168 Wis. 125 | Wis. | 1918
It does not appear from the record upon what ground the trial court denied plaintiff relief,, but presumably it was upon the ground that the defendant’s license from the city authorized it to trim the trees sufficiently to enable it to give efficient service. If that was the basis of the court’s ruling it erred, because a license from a city to maintain a telephone system upon its streets gives the holder thereof no right to enter upon land within the street and commit acts injurious thereto without the consent of the owner of such land. The maintenance of a telephone line is an additional servitude to the public easement in a highway. Krueger v. Wis. Tel. Co. 106 Wis. 96, 81 N. W. 1041; 24 L. R. A. 721, note, and cases cited. And cities cannot empower either persons or corporations to take private property or increase a servitude without due compensation. Courts generally sustain the doctrine that the owner of land in a street or of land abutting the street is entitled to compensation for injuries to his shade trees in the street occasioned by their being trimmed without his consent by a telephone company. Norman M. & G. Co. v. Bethurem, 41 Okla. 735, 139 Pac. 830, 51 L. R. A. n. s. 1082 and note; Slabaugh v.

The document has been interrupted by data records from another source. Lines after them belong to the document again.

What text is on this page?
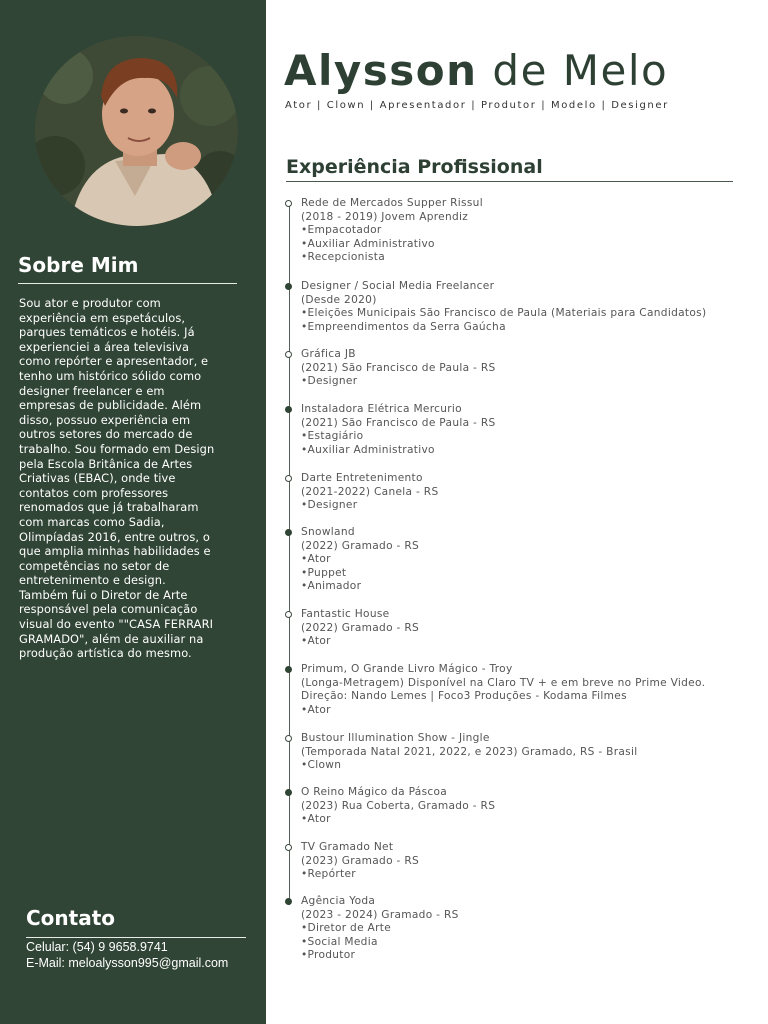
Sobre Mim
Sou ator e produtor com
experiência em espetáculos,
parques temáticos e hotéis. Já
experienciei a área televisiva
como repórter e apresentador, e
tenho um histórico sólido como
designer freelancer e em
empresas de publicidade. Além
disso, possuo experiência em
outros setores do mercado de
trabalho. Sou formado em Design
pela Escola Britânica de Artes
Criativas (EBAC), onde tive
contatos com professores
renomados que já trabalharam
com marcas como Sadia,
Olimpíadas 2016, entre outros, o
que amplia minhas habilidades e
competências no setor de
entretenimento e design.
Também fui o Diretor de Arte
responsável pela comunicação
visual do evento ""CASA FERRARI
GRAMADO", além de auxiliar na
produção artística do mesmo.
Contato
Celular: (54) 9 9658.9741
E-Mail: meloalysson995@gmail.com
Alysson de Melo
Ator | Clown | Apresentador | Produtor | Modelo | Designer
Experiência Profissional
Rede de Mercados Supper Rissul
(2018 - 2019) Jovem Aprendiz
•Empacotador
•Auxiliar Administrativo
•Recepcionista
Designer / Social Media Freelancer
(Desde 2020)
•Eleições Municipais São Francisco de Paula (Materiais para Candidatos)
•Empreendimentos da Serra Gaúcha
Gráfica JB
(2021) São Francisco de Paula - RS
•Designer
Instaladora Elétrica Mercurio
(2021) São Francisco de Paula - RS
•Estagiário
•Auxiliar Administrativo
Darte Entretenimento
(2021-2022) Canela - RS
•Designer
Snowland
(2022) Gramado - RS
•Ator
•Puppet
•Animador
Fantastic House
(2022) Gramado - RS
•Ator
Primum, O Grande Livro Mágico - Troy
(Longa-Metragem) Disponível na Claro TV + e em breve no Prime Video.
Direção: Nando Lemes | Foco3 Produções - Kodama Filmes
•Ator
Bustour Illumination Show - Jingle
(Temporada Natal 2021, 2022, e 2023) Gramado, RS - Brasil
•Clown
O Reino Mágico da Páscoa
(2023) Rua Coberta, Gramado - RS
•Ator
TV Gramado Net
(2023) Gramado - RS
•Repórter
Agência Yoda
(2023 - 2024) Gramado - RS
•Diretor de Arte
•Social Media
•Produtor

Omaha E. L. & P. Co. 87 Neb. 805, 128 N. W. 505, 30 L. R. A. n. s. 1084; Cartwright v. Liberty Tel. Co. 205 Mo. 126, 103 S. W. 982, 12 L. R. A. n. s.
This court is in accord with the doctrine announced in the cases above cited. For authorities holding the contrary view see notes to L. R. A. cases above referred to. But we need not place our decision on the common-law liability of telephone companies to respond in damages for injuries to shade trees occasioned by unpermitted trimming. Our legislature has expressly given the remedy and fixed the amount of damages recoverable. Sub. 6, sec. 1778, Stats., reads:
“Nothing contained in this section shall authorize or empower such . . . telephone . . . company or corporation, to in any manner destroy, trim or otherwise injure any shade or ornamental trees along any such lines or systems . . . except by the consent of the owner, and any person or corporation violating any of the provisions of this section shall be liable to the person aggrieved in three times the actual damage sustained besides costs.”
Under the provision of this section it became the duty of the trial court to grant plaintiff’s motion for judgment for treble damages.
Whether a telephone company must respond in damages for unpermitted trimming of shade trees in a case where condemnation proceedings have been had we do not decide.
By the Court. — Judgment reversed, and cause remanded with directions to enter judgment for plaintiff for $105 and costs.